It's all about tending the fire.
"It's difficult, it's the hardest part about the whole thing. Maintaining your oven and keeping it balanced. It's very engaging. There's a primal element to it and it's very exciting," is what Stiv Reisdorph tells me when I ask him what he likes most about making pizza. Reisdorph is the owner of Woodfire Pies and I'm catching up with him at the end of four+ hours of pizza making at the Bend Farmers Market. Reisdorph and his business partner/fiancée Rae Fields are taking a quick break before they pack up and load out of the market.
In case you haven't been to the downtown weekday market this season or caught Woodfire Pies at an event around the area, let me tell you a little about this sweet, spirited couple and their grassroots pizza making/catering business.
Reisdorph, born Steven Reisdorph, acquired the nickname Stiv when he was a kid. The nickname stuck; he refers to himself as Stiv to this day and explains that "all my friends call me Stiv." Of course, Fields didn't know that when she first met him and had serious doubts about dating a guy that didn't know how to spell his own name! Happily, after a first date that she describes as "hot garbage," Fields and Reisdorph hit it off and it wasn't long before she was changing her life around to support his pizza-making ways.
Come to find out her new boyfriend loves making pizza. After starting his food career working in national parks, including Yellowstone and Death Valley, Reisdorph made his way to the very foodie city of Charleston, South Carolina. It was there he was thrown into the pizza "fire."
Literally, with no prior pizza making experience, after a kitchen walkout, he was chosen as the next one in line to make the pizzas at Indaco Italian Food & Wine.
"I had to learn really fast. I got to make the dough, use the dough – I was part of the entire process, working from prep in the morning to service at night," he recalls. The fast pace and technicality suited him and his very active mind. "I make spinning out a good dough look easy but I've had a lot of failures getting here," he grins.
"Getting here" also includes getting to Bend. A few years ago Reisdorph moved back out to the PNW with plans to open a pizzeria with a friend in Washington. Things shifted and being the energetic, flexible fellow that he is, he decided to strike out on his own. He asked himself, "Where was the last place I had fun?" and he realized the answer was Bend. He had visited during his National Park days.
Being a chef and working in food always means long hours and very little free time, but he reasoned that living in Bend put him close enough to the outdoors that he could pack fun and recreational outings into his everyday existence and have a better quality of life. It wasn't long thereafter that he met Fields and with her encouragement and support he made the very big move of getting his own pizza oven. And it's impressive.
Imported from Modena, Italy, the Woodfire Pies oven is a mobile, traditional wood-fired oven complete with a wood storage unit underneath. It's fascinating to watch Reisdorph standing in front of it, spinning pizzas into and out of the fire. But this is just a flashy finish to a long process. Pizza making starts back in the kitchen with the dough.

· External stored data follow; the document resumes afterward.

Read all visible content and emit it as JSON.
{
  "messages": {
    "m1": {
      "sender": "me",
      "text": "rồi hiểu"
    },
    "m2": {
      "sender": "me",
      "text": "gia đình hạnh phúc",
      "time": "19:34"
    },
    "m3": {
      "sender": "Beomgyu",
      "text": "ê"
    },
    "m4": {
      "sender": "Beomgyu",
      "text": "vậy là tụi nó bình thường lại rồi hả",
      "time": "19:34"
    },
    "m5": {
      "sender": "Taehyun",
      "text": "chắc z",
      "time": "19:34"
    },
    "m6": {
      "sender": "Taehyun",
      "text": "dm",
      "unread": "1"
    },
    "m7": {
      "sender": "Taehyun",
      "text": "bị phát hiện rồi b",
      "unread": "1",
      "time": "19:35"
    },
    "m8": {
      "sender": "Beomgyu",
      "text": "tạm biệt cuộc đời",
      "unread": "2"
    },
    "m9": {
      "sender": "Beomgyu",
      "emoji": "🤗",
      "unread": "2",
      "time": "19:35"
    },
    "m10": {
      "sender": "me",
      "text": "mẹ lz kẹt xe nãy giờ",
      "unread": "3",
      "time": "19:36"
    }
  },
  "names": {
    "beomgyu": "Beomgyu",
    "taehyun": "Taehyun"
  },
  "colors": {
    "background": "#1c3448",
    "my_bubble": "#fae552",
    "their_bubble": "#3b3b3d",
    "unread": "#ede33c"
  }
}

"It wants to be alive and it has its own set of feelings," Reisdorph muses about dough. "You have to be mindful and feel it. You have to listen to your food." That statement was enough to make me want to eat whatever he was cooking. I opted for the Margherita pie, one of Woodfire's specialties. The simplicity of it reminded me of the pizzas I recently ate in Tuscany. Fresh, tomatoey sauce, creamy mozzarella, basil. When I mention this, Fields tells me about a return customer at the market that day who told her, "I can't eat pizza outside of Italy. But I can eat yours; it's the closest I can find."
"Less is more when it comes to sauce," Reisdorph emphasizes, "and you should never cook your sauce." He uses San Marzano style tomatoes blended with Thai basil for his. A little bit of it smeared over the slightly charred, flavorful wood-fired dough topped with just the right amount of cheese is perfection. Of course he offers other flavors and specialty pies with a focus on high- quality ingredients and unique flavor combinations. There's a Potato & Leek pie with caramelized onion and leek sofrito and a Thai Pork pizza with scallion, chili crisp and red sauce, for example.
Along with the weekly farmers market outing, Woodfire Pies will be doing pop-ups at Rancher Butcher Chef every Saturday in August. They'll also be at Three Creeks Brewing during the Sisters Fresh Hop event. Woodfire Pies is also available for private events. Along with their pizza, there's paella and Spanish tapas options for a crowd, charcuterie and other custom menus available.
While a busy summer lies ahead, the couple is planning a fall wedding and working on making their dream of a brick and mortar family-friendly restaurant come to life. For Reisdorph and Fields it's all about helping create memories with good food.